Terry Lee Little (1943-2020)
He was born Terry Lee Herbert in Long Beach, California, on October 14, 1943 to Lyle Junior Herbert and Gladys Anne Brennan. As it was the middle of World War II, his father was an UDT in the Navy and was stationed at Pearl Harbor on December 7. He survived the bombing or else Terry wouldn’t have been here now.
Terry lived with his maternal grandparents, Josephine and Joseph Brennan in Riverside, California for the first three years of his life. There he formed a special bond with his grandmother that lasted through the rest of her life.
He grew up with his mother and his stepfather and 3 half siblings---Susan, Jack and Martha. His stepfather was a used car salesman and created a love in Terry for fast and exotic cars when, as a young boy he brought home a car from his lot and took him for an exhilarating ride in it. Besides cars, he had a love for airplanes and drawing. As a youth, he spent hours drawing in a makeshift studio in the garage of his Whittier home. He won awards for his drawings of cars in high school.

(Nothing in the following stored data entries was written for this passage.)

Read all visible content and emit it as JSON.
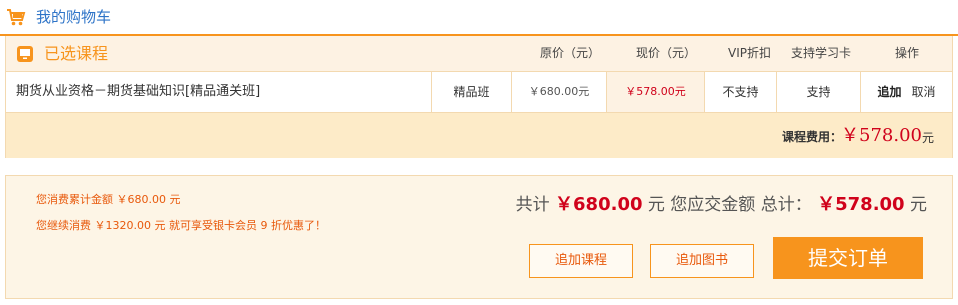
{
  "header": {
    "title": "我的购物车",
    "icon": "shopping-cart-icon",
    "accent": "#f7941d",
    "title_color": "#2e74c8"
  },
  "course_table": {
    "section_title": "已选课程",
    "columns": {
      "original_price": "原价（元）",
      "current_price": "现价（元）",
      "vip_discount": "VIP折扣",
      "study_card": "支持学习卡",
      "actions": "操作"
    },
    "rows": [
      {
        "name": "期货从业资格－期货基础知识[精品通关班]",
        "class_type": "精品班",
        "original_price": "￥680.00元",
        "current_price": "￥578.00元",
        "vip_discount": "不支持",
        "study_card": "支持",
        "action_add": "追加",
        "action_cancel": "取消"
      }
    ],
    "fee_label": "课程费用：",
    "fee_value": "￥578.00",
    "fee_unit": "元"
  },
  "summary": {
    "note1": "您消费累计金额 ￥680.00 元",
    "note2": "您继续消费 ￥1320.00 元 就可享受银卡会员 9 折优惠了！",
    "total_prefix": "共计 ",
    "total_value": "￥680.00",
    "total_mid": " 元 您应交金额 总计： ",
    "due_value": "￥578.00",
    "due_unit": " 元",
    "btn_add_course": "追加课程",
    "btn_add_book": "追加图书",
    "btn_submit": "提交订单"
  }
}
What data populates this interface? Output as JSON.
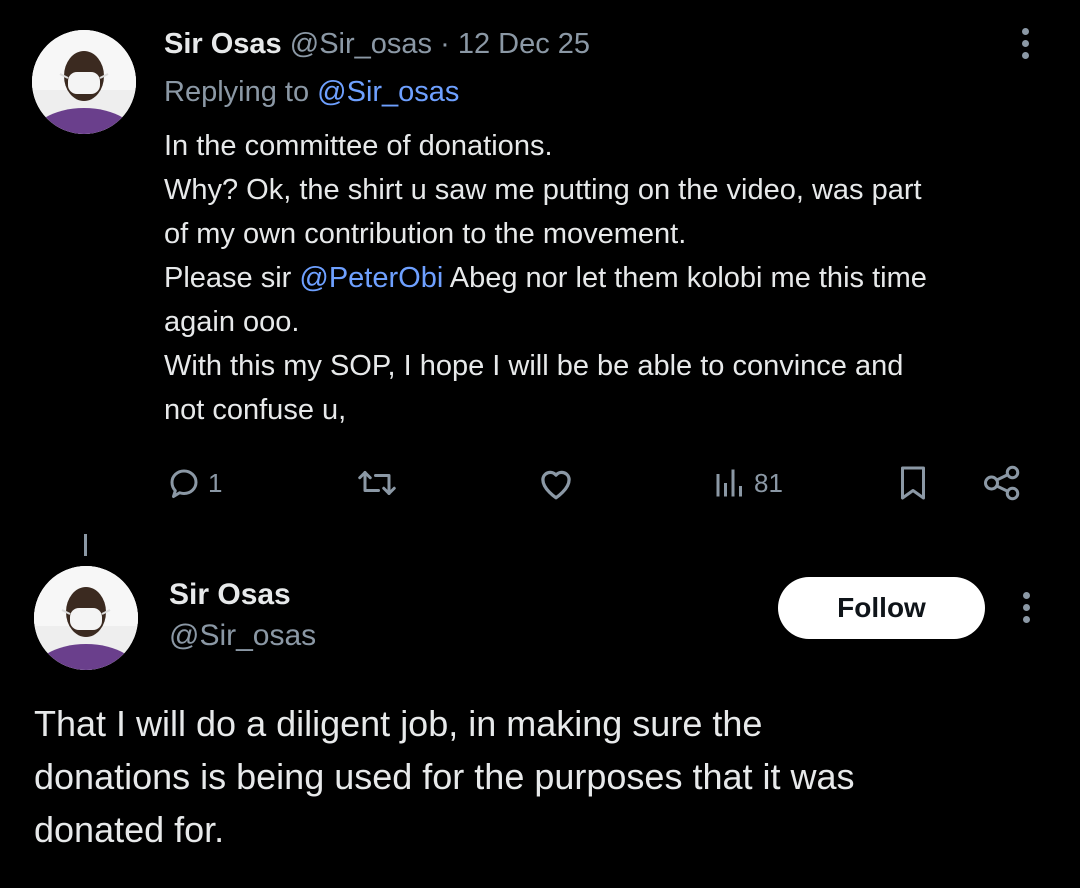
{
  "tweet1": {
    "author_name": "Sir Osas",
    "author_handle": "@Sir_osas",
    "separator": "·",
    "date": "12 Dec 25",
    "replying_label": "Replying to",
    "replying_handle": "@Sir_osas",
    "body": {
      "line1": "In the committee of donations.",
      "line2": "Why? Ok, the shirt u saw me putting on the video, was part",
      "line3": "of my own contribution to the movement.",
      "line4_pre": "Please sir ",
      "line4_mention": "@PeterObi",
      "line4_post": " Abeg nor let them kolobi me this time",
      "line5": "again ooo.",
      "line6": "With this my SOP, I hope I will be be able to convince  and",
      "line7": "not confuse u,"
    },
    "actions": {
      "reply_count": "1",
      "retweet_count": "",
      "like_count": "",
      "views_count": "81"
    }
  },
  "tweet2": {
    "author_name": "Sir Osas",
    "author_handle": "@Sir_osas",
    "follow_label": "Follow",
    "body": {
      "line1": "That I will do a diligent job, in making sure the",
      "line2": "donations is being used for the purposes that it was",
      "line3": "donated for."
    }
  },
  "icons": {
    "reply": "reply-icon",
    "retweet": "retweet-icon",
    "like": "heart-icon",
    "views": "views-icon",
    "bookmark": "bookmark-icon",
    "share": "share-icon",
    "more": "more-vertical-icon"
  },
  "colors": {
    "background": "#000000",
    "text": "#e7e9ea",
    "muted": "#8b98a5",
    "link": "#6ea0ff",
    "follow_bg": "#ffffff"
  }
}
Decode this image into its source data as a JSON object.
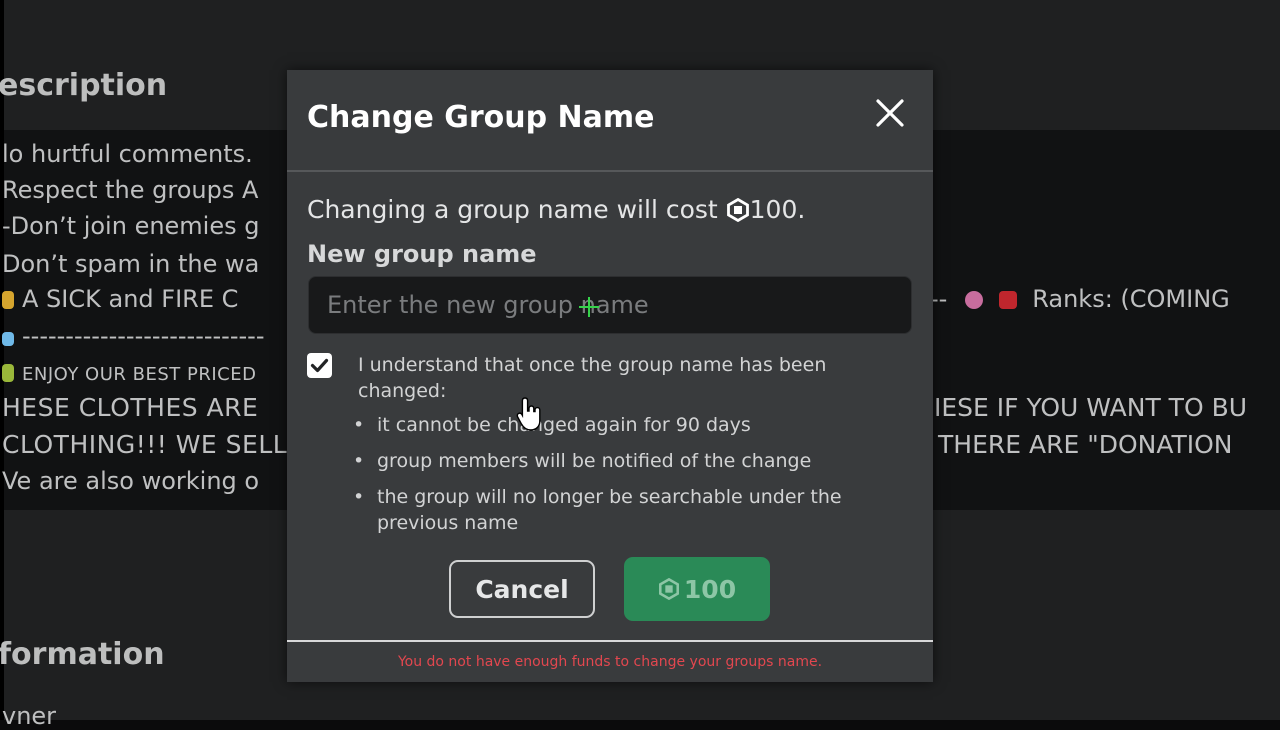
{
  "background": {
    "description_heading": "escription",
    "description_lines": [
      "lo hurtful comments.",
      "Respect the groups A",
      "-Don’t join enemies g",
      "Don’t spam in the wa",
      "A SICK and FIRE C",
      "----------------------------",
      "ENJOY OUR BEST PRICED",
      "HESE CLOTHES ARE",
      "CLOTHING!!! WE SELL",
      "Ve are also working o"
    ],
    "right_fragments": [
      "-- ",
      "Ranks: (COMING",
      "IESE IF YOU WANT TO BU",
      "THERE ARE \"DONATION"
    ],
    "information_heading": "formation",
    "owner_label": "vner"
  },
  "modal": {
    "title": "Change Group Name",
    "close_icon": "close-icon",
    "cost_text_prefix": "Changing a group name will cost ",
    "cost_amount": "100.",
    "field_label": "New group name",
    "input_placeholder": "Enter the new group name",
    "input_value": "",
    "checkbox_checked": true,
    "checkbox_label": "I understand that once the group name has been changed:",
    "bullets": [
      "it cannot be changed again for 90 days",
      "group members will be notified of the change",
      "the group will no longer be searchable under the previous name"
    ],
    "cancel_label": "Cancel",
    "buy_amount": "100",
    "error_message": "You do not have enough funds to change your groups name.",
    "accent_green": "#2a8a57",
    "error_color": "#e2474f"
  }
}
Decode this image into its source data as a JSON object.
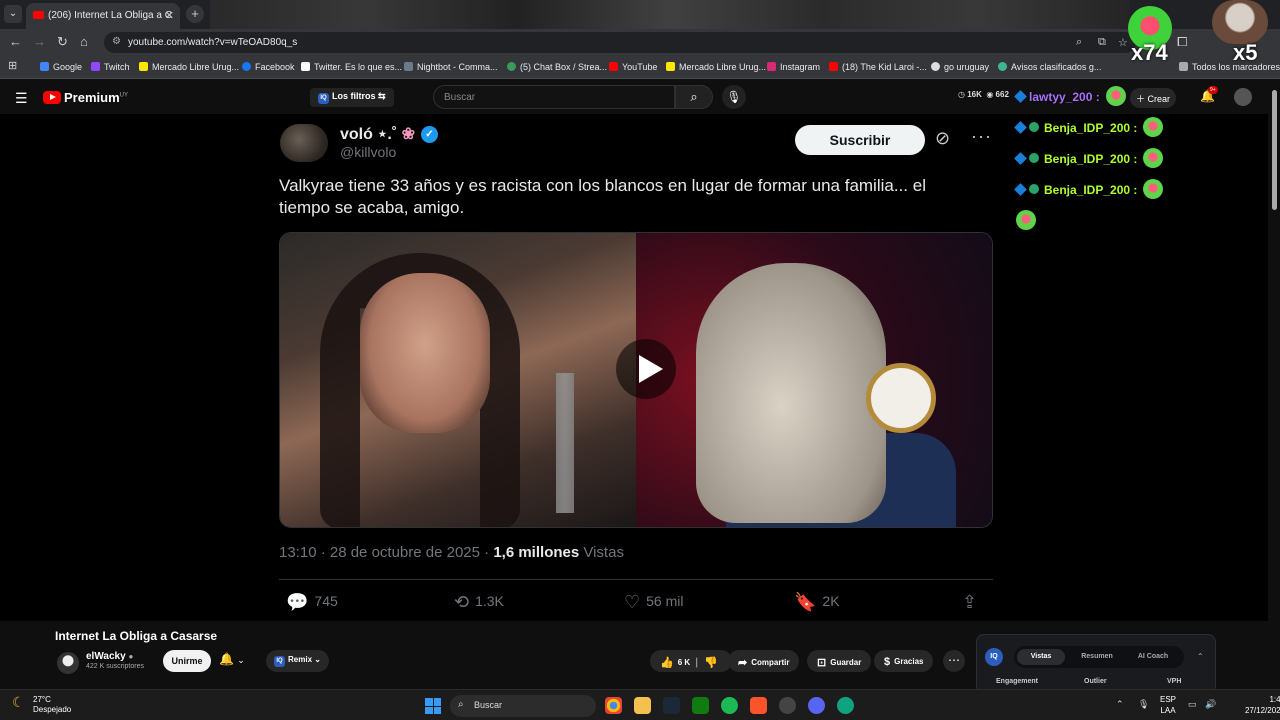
{
  "browser": {
    "tab_title": "(206) Internet La Obliga a C",
    "url": "youtube.com/watch?v=wTeOAD80q_s",
    "bookmarks": [
      "Google",
      "Twitch",
      "Mercado Libre Urug...",
      "Facebook",
      "Twitter. Es lo que es...",
      "Nightbot - Comma...",
      "(5) Chat Box / Strea...",
      "YouTube",
      "Mercado Libre Urug...",
      "Instagram",
      "(18) The Kid Laroi -...",
      "go uruguay",
      "Avisos clasificados g..."
    ],
    "bookmarks_folder": "Todos los marcadores"
  },
  "youtube_header": {
    "logo": "Premium",
    "logo_region": "UY",
    "filters_label": "Los filtros",
    "search_placeholder": "Buscar",
    "stat_1": "16K",
    "stat_2": "662",
    "create_label": "Crear",
    "notif_badge": "9+"
  },
  "post": {
    "display_name": "voló ⋆.˚",
    "handle": "@killvolo",
    "subscribe_label": "Suscribir",
    "text": "Valkyrae tiene 33 años y es racista con los blancos en lugar de formar una familia... el tiempo se acaba, amigo.",
    "timestamp": "13:10 · 28 de octubre de 2025 · ",
    "views_count": "1,6 millones",
    "views_label": " Vistas",
    "replies": "745",
    "reposts": "1.3K",
    "likes": "56 mil",
    "bookmarks": "2K"
  },
  "chat": {
    "top_user": "lawtyy_200 :",
    "lines": [
      "Benja_IDP_200 :",
      "Benja_IDP_200 :",
      "Benja_IDP_200 :"
    ],
    "overlay_1": "x74",
    "overlay_2": "x5"
  },
  "video": {
    "title": "Internet La Obliga a Casarse",
    "channel": "elWacky",
    "subscribers": "422 K suscriptores",
    "join_label": "Unirme",
    "remix_label": "Remix",
    "likes": "6 K",
    "share_label": "Compartir",
    "save_label": "Guardar",
    "thanks_label": "Gracias"
  },
  "vidiq": {
    "tabs": [
      "Vistas",
      "Resumen",
      "AI Coach"
    ],
    "columns": [
      "Engagement",
      "Outlier",
      "VPH"
    ]
  },
  "taskbar": {
    "temperature": "27°C",
    "weather": "Despejado",
    "search_label": "Buscar",
    "lang_1": "ESP",
    "lang_2": "LAA",
    "time": "1:42",
    "date": "27/12/2025"
  }
}
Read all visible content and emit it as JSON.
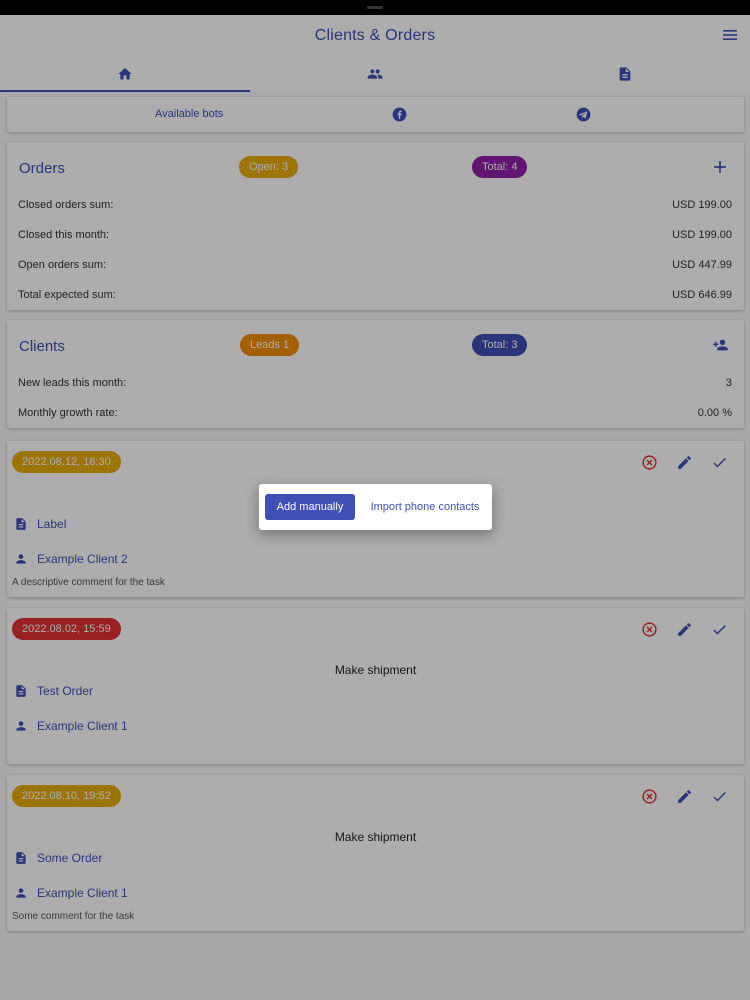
{
  "app": {
    "title": "Clients & Orders"
  },
  "icons": {
    "menu": "menu-icon",
    "home": "home-icon",
    "clients": "group-icon",
    "documents": "document-icon"
  },
  "bots": {
    "label": "Available bots"
  },
  "orders": {
    "title": "Orders",
    "open_badge": "Open: 3",
    "total_badge": "Total: 4",
    "rows": [
      {
        "label": "Closed orders sum:",
        "value": "USD 199.00"
      },
      {
        "label": "Closed this month:",
        "value": "USD 199.00"
      },
      {
        "label": "Open orders sum:",
        "value": "USD 447.99"
      },
      {
        "label": "Total expected sum:",
        "value": "USD 646.99"
      }
    ]
  },
  "clients": {
    "title": "Clients",
    "leads_badge": "Leads 1",
    "total_badge": "Total: 3",
    "rows": [
      {
        "label": "New leads this month:",
        "value": "3"
      },
      {
        "label": "Monthly growth rate:",
        "value": "0.00 %"
      }
    ]
  },
  "tasks": [
    {
      "date": "2022.08.12, 18:30",
      "title": "",
      "order": "Label",
      "client": "Example Client 2",
      "comment": "A descriptive comment for the task",
      "color": "#e6ac00"
    },
    {
      "date": "2022.08.02, 15:59",
      "title": "Make shipment",
      "order": "Test Order",
      "client": "Example Client 1",
      "comment": "",
      "color": "#e03131"
    },
    {
      "date": "2022.08.10, 19:52",
      "title": "Make shipment",
      "order": "Some Order",
      "client": "Example Client 1",
      "comment": "Some comment for the task",
      "color": "#e6ac00"
    }
  ],
  "popup": {
    "primary": "Add manually",
    "secondary": "Import phone contacts"
  },
  "colors": {
    "accent": "#3f4fb3",
    "open": "#e6ac00",
    "total_orders": "#8e1fa6",
    "leads": "#f08c00",
    "clients_total": "#3f4fb3",
    "danger": "#e03131"
  }
}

He started losing his hearing when he was in elementary school and had to wear hearing aids for the rest of his life. Despite this “handicap” he managed to live a full and productive life in the hearing world. He enjoyed participating on the gymnastic and swimming teams in high school.
While in high school, he was introduced to his birth father and his family and formed a bond with his stepmother and half siblings: brothers Scott, Lyle Junior, and sister Jetta. He often said he felt more connected with them than the family he grew up with. He also used to joke that he was the oldest of 7 children, but an only child.
After graduating from California High in Whittier in 1961, he attended Fullerton Junior College and while he was studying there he was given an opportunity to use his drawing talents when offered a job with some local building designers. He spent the next 45 years at various architectural companies designing everything from a storage shed to new homes, hospitals and restaurants. He was proud of the fact that he passed all of the architectural exams and earned his California Architectural license in 1977 without a college education or degree.
Also, while he was at Fullerton Junior College he met his future soulmate, Patricia Kasner, at a Hornet Christian Fellowship party. They were married on November 21,1964 and raised two children, Bruce Christopher and Kathrine Teresa. They were married for 55 years.
They joined the Church of Jesus Christ of Latter Day Saints in 1975 and were sealed in the Los Angeles Temple on February 29th 1976. Although he had periods when he did not attend church, he was always a very spiritual person.
He loved dogs and almost always had one in his home. And dogs loved him! He looked forward to reuniting with Sam, Max, Quigley, Blue, Cora and Daisy at Rainbow Bridge. And at some future time, Winnie.
Through all his lifetime, he never lost his passion for cars, owning several classic cars in his later years. Over the years, he attended numerous classic car shows and events and became a licensed sailplane pilot and owned a number of sailplanes. He enjoyed doing architectural projects for friends and family.
After an involuntary retirement from architecture in 2009, he spent some of his spare time at his drafting board drawing cars and designing dream homes. He had an extensive collection of car, airplane and design magazines and a library full of the same, which he was very proud of.
He was also proud of his two children, who both earned the college degree that he was unable to attain. At one point in his life he had an opportunity to attend one class at Art Center School of Design in Pasadena, California, which was a school that he had always dreamed of attending. Even though he never got a college degree, he had great satisfaction in qualifying for membership and joining MENSA.
He also enjoyed watching and hearing about the achievements of his two grandchildren, Truman and Seven, who were both academically and musically talented.
Although he could be difficult to deal with at times, he was a good person who will be missed by all those who got to know him.
RIEMANN FAMILY FUNERAL HOME, Long Beach, is serving the family.